DNA testing works by detecting certain parts, or 'markers' in the DNA molecule that are known to vary greatly between people who are unrelated, but are shared by people who are related. Cellmark uses a 24 marker test (one of the markers is only found in males, and another is used to determine biological sex) to compare the DNA from the people being tested and to assess their biological relationship.

The original DNA techniques for paternity testing were developed by Professor Sir Alec Jeffreys at the University of Leicester in 1984. Using this technology Cellmark became the UK’s first DNA paternity testing company in 1987. Today the technology has evolved allowing us to provide quicker, cheaper paternity tests but still with the same high levels of certainty that only DNA testing can provide.

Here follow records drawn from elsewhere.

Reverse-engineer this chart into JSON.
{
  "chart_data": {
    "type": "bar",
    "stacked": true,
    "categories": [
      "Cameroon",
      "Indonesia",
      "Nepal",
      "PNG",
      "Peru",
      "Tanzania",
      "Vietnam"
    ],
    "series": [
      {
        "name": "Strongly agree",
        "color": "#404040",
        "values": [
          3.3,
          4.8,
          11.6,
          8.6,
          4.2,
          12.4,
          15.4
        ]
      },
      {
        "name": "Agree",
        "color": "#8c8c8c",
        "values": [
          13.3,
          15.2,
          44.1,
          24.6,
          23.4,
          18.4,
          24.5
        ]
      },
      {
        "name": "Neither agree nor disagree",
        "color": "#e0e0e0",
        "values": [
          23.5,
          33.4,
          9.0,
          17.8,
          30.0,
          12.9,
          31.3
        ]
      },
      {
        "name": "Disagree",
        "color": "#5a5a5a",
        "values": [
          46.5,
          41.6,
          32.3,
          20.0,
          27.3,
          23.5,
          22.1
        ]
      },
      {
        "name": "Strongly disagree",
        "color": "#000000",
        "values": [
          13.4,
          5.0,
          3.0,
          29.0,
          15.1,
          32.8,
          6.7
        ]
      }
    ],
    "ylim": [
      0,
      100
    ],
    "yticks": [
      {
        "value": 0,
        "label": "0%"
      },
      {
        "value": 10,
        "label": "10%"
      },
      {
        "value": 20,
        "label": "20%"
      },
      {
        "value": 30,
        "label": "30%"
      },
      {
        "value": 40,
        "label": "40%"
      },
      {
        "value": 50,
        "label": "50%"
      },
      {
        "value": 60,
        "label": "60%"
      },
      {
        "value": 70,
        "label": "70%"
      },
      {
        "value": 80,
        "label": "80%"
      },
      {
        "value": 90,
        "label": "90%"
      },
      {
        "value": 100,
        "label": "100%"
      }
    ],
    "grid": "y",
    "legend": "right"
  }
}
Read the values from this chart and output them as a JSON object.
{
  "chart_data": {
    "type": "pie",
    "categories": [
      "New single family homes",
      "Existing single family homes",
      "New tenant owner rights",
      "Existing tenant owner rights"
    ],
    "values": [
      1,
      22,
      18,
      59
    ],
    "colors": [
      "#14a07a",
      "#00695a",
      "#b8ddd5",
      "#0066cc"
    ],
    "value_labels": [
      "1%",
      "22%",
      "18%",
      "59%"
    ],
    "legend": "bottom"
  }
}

The DNA process used today is called Short Tandem Repeat (STR) profiling, a highly sensitive process that was originally developed for forensic analysis. DNA is extracted from each mouth swab in Cellmark’s UK laboratories and the STR markers are then detected and measured. A DNA profile is the combined result of multiple STR markers. The DNA profile is shown in the test report as a series of numbers, which represent the size of the individual STR markers that have been tested.

A child inherits half of its DNA from each parent. Cellmark’s scientists will compare the STR markers in the child’s profile with the alleged parent(s) to determine if they are related. Testing will either exclude the man from paternity with 100% certainty, or will provide a probability of paternity which is usually in excess of 99.9999% (if the child’s mother is included in the test).

When carrying out a paternity test, including a sample from the mother (as well as from the child and alleged father) will always provide a more conclusive result.